Today was a bit of a whirlwind of date being shoved into an admittedly already confused brain.
For our 'general knowledge' portion of this general graduate studies module (aka class for my American readers) we are required to take, our course leaders have handpicked several visiting speakers and seminars for us to attend. I'm not sure if this module is specific to the University of Stirling, UK universities, or all postgrad programs, but I'm not sure why they would start trying to make us well-rounded students now. Maybe someone will explain it to me one day. Anyway, our visiting speaker slot was filled today with Andrew O'Hagan speaking about civic memory and Scottish culture, put on at the Macrobert cinema/theater thing on campus.
When I tell them about coming to school here, so many people ask me "Why Scotland?" Generally, I'm torn between two reactions to this question. The first is an uninformative, sarcastic answer of "Because I wanted to."
and the other is a full monologue extolling the history and culture of Scotland. Both of those answers are accurate, but not completely true. And Andrew O'Hagan pretty much nailed my reason int he presentation today in a rather eloquent, author-ly way. I came back to Scotland for one simple reason - the people.
Scotland has this somewhat unique relationship with their country. Each person here identifies with their particular region. As O'Hagan put it, they belong to Scotland (only he was talking about his parents' relationship to Glasgow). In all the places I have traveled, this identity, this ownership of origin has never been rivaled, with the possible exception of my own state. The idea of Scotland is less of a place and more of a sort of state of being, like a living, breathing thing central in the hearts of all of the people here. In that way, the people here have made it a true home, and they never really leave Scotland even if or when they move to another country. This aspect of O'Hagan's talk was the part that struck me the most as something I was able to see upon setting foot in this country, and it's one of the reasons I decided to come back.

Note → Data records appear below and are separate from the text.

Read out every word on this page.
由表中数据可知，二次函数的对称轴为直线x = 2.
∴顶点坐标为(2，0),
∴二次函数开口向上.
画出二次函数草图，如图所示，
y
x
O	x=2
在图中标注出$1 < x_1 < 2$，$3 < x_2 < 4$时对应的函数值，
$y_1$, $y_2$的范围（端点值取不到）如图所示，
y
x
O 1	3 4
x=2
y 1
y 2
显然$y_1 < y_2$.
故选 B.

O'Hagan described a lot about the atmosphere of Scotland. This country is full of 'characters' and wrapped in a sort of lovely blanket of fiction, which I find absolutely delightful. There was a funny little remark in there about how hell, most of Scottish history is somewhat fictionalized. There's a story to be told everywhere here, whereas other places I have been have a lackluster approach to having any sense of community. I love Scotland for it's ability to enrich any conversation with a quirky, hilarious anecdote or fun fact that oftentimes isn't actually fact. And, more often than not, the people here gather you into their stories and welcome you to take a glimpse at their lives. There are people here have made me feel as if I were a part of their lives after sitting next to them on the train between Stirling and Linlithgow. I've met people who open their very homes to me, like my landlady Susan who offered me a place to stay if I ever traveled down to the Isle of Arran. This is not to say this warmth is primarily a Scottish thing. I have met several people here from all over who have made me feel equally welcome, but it seems as if I have encountered this feeling in every corner of Scotland I have explored.
At the end of the presentation there was a bit of a Q&A session in which I felt completely idiotic. Some of these questions were ridiculously in-depth and intellectual, but one question from a Canadian woman was "Who is a Scot?". What is the thing that makes a Scot, a Scot? Is it simply a matter of location, or something else entirely? O'Hagan's reply was that he identifies a Scot as someone who view Scotland as central in their mind. He said a Scot is a person who, regardless of what it says on your birth certificate, imagines Scotland as the only place they want to call home.
The rest of the day passed with more of a busied, information-jammed flavor. We've been split up, again, into two groups to accommodate for the size of our designated computer lab, so we took shifts on library information presentations and InDesign workshops for class. Seriously, we've probably got 4 different groups going at once, and they will be switched around again for the next set of assignments. I might request a large poster telling us what group goes for what module. It's confusing as hell. Anyway, everyone was talking out about the 'record-breaking heat' today (it's 73 degrees Fahrenheit, by the way), and we had a library information presentation in a stifling hot room right after the O'Hagan event. Then we moved on over to our first class on InDesign, where I fake a tech-savviness I do not actually have and managed to convince myself and my teacher. We'll see how long that lasts.
Today I have absorbed way too much information, eaten way too little, walked around in short-sleeves n Scotland at the end of September (who knew?!), and managed to settle into my idea for my publishing project with a bit of comfort. I actually had a couple of people in my group tell me they would like to read it! So that's a bit exciting. Tomorrow is another busy day full of marketing, visiting speakers, and IT classes, followed by Friday, which is pretty much a catch-all day for various things I have to have settled. Internet comes (hopefully) Friday, so yay for that! I will actually be able to blog from the comfort of my own how and Skype with my parents for the first time in a couple of weeks. Don't be too sad for me on that one. I have been calling and sending them emails pretty regularly. But I will be able to Skype with the rest of you! then Saturday, I will take a nice, relaxing climb up Dumyat, where I vow I will NOT fall in a bog again. We'll see...
Until next time,
P.S. - When I finished writing this, I somehow hit the back button and deleted everything. Thank you, Blogger, for autosaving.